The Learning Tree
In a 1969 review of artistic renaissance man Gordon Parks’s The Learning Tree, based on the director’s own novel, Roger Greenspun of the New York Times praised the film’s beautiful cinematography (maybe paying tribute to Parks’ status as master photographer) but deemed the plot cliched and the acting merely serviceable at best. This might be true, but, these two prerequisites for bourgeois drama aside, the film has something important and unique to offer in the pantheon of films about young boys in overalls learning life’s tough lessons. Parks’ film, the first African-American feature to be financed by a major studio, paints a rare picture of rural black boyhood and coming of age within a complex web of relationships between black and white townspeople during the 1920s in a small American farming community. While the performances do come off a bit muted and the plot resembles, at moments, junior high assigned reading—consciously or not, both the story and the acting combine to achieve a Brechtian effect which allows for subtle and not so subtle systemic and psychological dimensions (whether they hold water or not) to emerge from the fog of sentimentality.

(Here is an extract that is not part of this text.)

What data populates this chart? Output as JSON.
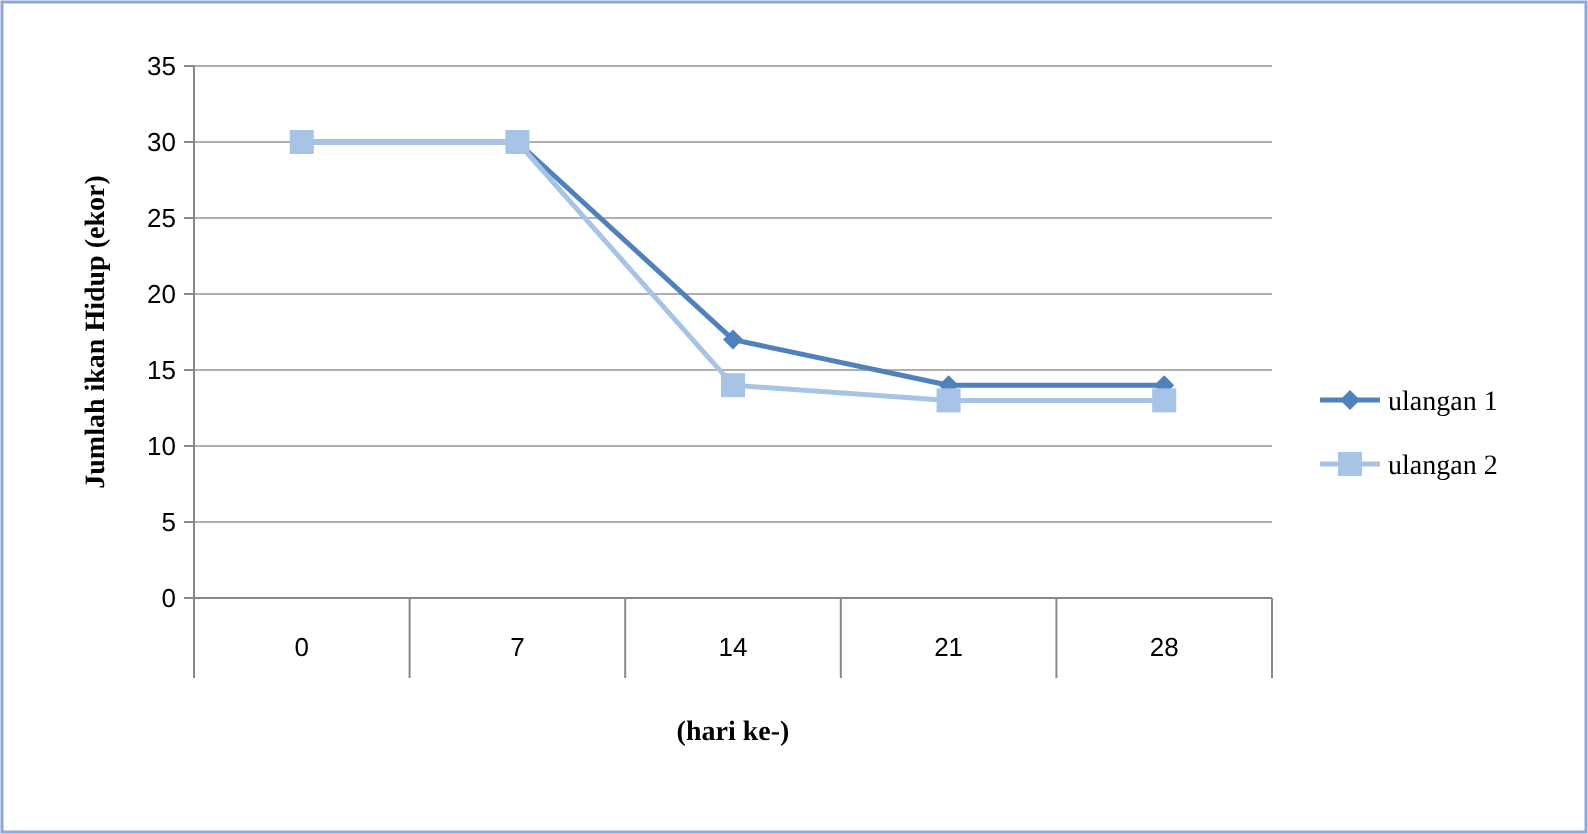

The near pathologizing of the actions of Newt, the young boy at the film’s center, and Marcus’, his violent “twin”, is problematic, relying sometimes (but not always) on a simplistic model of causality. Rather than being the last word on nature versus nurture however, the ambiguity the film presents at its best moments invites thinking. The learning tree Newt’s mother speaks of is complicated, and what one discovers as they explore it and its many lessons is that people and their place in society and the world at large is complicated as well. Life requires thought and consideration, which Parks’ dramatizes through the young Newt’s often pensive expression and slow and deliberate performance.

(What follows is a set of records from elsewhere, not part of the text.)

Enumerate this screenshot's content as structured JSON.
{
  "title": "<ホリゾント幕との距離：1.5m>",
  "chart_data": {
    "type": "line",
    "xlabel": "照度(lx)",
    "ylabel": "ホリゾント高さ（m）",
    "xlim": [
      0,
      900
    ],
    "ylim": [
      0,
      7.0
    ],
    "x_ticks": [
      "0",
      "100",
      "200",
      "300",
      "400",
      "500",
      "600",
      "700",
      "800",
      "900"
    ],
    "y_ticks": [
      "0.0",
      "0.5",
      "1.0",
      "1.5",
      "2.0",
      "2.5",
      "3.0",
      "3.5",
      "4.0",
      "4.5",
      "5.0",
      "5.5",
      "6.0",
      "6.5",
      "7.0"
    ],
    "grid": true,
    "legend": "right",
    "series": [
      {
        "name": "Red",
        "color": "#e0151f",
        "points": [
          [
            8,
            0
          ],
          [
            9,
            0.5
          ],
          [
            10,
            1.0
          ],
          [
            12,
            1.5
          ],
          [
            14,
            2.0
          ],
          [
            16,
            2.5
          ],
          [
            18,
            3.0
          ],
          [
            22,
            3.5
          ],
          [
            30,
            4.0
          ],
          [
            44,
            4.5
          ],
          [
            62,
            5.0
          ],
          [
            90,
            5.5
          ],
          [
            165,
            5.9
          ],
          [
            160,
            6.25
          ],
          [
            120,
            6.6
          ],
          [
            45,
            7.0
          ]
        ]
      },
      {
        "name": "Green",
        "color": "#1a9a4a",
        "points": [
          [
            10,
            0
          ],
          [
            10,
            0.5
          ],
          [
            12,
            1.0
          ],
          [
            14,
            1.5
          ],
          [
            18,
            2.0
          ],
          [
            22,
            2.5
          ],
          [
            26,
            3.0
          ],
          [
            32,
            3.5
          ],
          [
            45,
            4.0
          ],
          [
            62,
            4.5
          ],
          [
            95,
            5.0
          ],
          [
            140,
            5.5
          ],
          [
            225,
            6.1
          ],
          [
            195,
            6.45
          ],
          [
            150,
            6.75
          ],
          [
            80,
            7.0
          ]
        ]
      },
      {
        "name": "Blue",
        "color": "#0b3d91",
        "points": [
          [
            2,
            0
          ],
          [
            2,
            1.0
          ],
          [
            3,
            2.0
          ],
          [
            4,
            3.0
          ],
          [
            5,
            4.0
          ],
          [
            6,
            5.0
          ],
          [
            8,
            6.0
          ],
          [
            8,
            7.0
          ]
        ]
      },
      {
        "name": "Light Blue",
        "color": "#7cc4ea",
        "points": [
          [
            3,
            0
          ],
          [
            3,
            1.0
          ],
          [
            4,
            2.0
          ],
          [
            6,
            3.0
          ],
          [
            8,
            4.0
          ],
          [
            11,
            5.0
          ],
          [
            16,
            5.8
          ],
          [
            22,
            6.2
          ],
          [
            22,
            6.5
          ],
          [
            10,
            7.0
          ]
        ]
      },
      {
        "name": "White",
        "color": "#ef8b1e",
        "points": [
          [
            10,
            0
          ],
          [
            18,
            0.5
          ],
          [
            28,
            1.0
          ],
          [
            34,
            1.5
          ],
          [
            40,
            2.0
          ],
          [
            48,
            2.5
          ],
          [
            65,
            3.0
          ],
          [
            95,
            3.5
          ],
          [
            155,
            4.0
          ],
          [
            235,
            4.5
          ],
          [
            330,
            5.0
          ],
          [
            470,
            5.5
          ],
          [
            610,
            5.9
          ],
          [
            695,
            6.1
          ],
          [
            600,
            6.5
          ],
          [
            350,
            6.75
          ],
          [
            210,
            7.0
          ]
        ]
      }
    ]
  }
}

Parks’ film shows both brutality (police killing unarmed black men and beating prisoners) and tenderness (Newt’s shy dignity and his Uncle Rob’s poetic daydreaming) and his film’s aesthetics are both conventional and formally unexpected. Pervasive dissolves and match-cuts, which bring to mind formally daring counterculture classics of the era such as Easy Rider (1969) and Sweet Sweetback’s Baadasssss Song (1971), create a dreamy stream of consciousness, the film’s episodic structure evoking wandering thoughts, remembering, thinking. Parks’s vision of reality is one of dependent and interdependent experiences and individuals, and for all The Learning Tree’s nostalgia and schmaltz, it succeeds in presenting a complex, maybe necessarily, imperfect picture of the world that is closer to truth than perfection.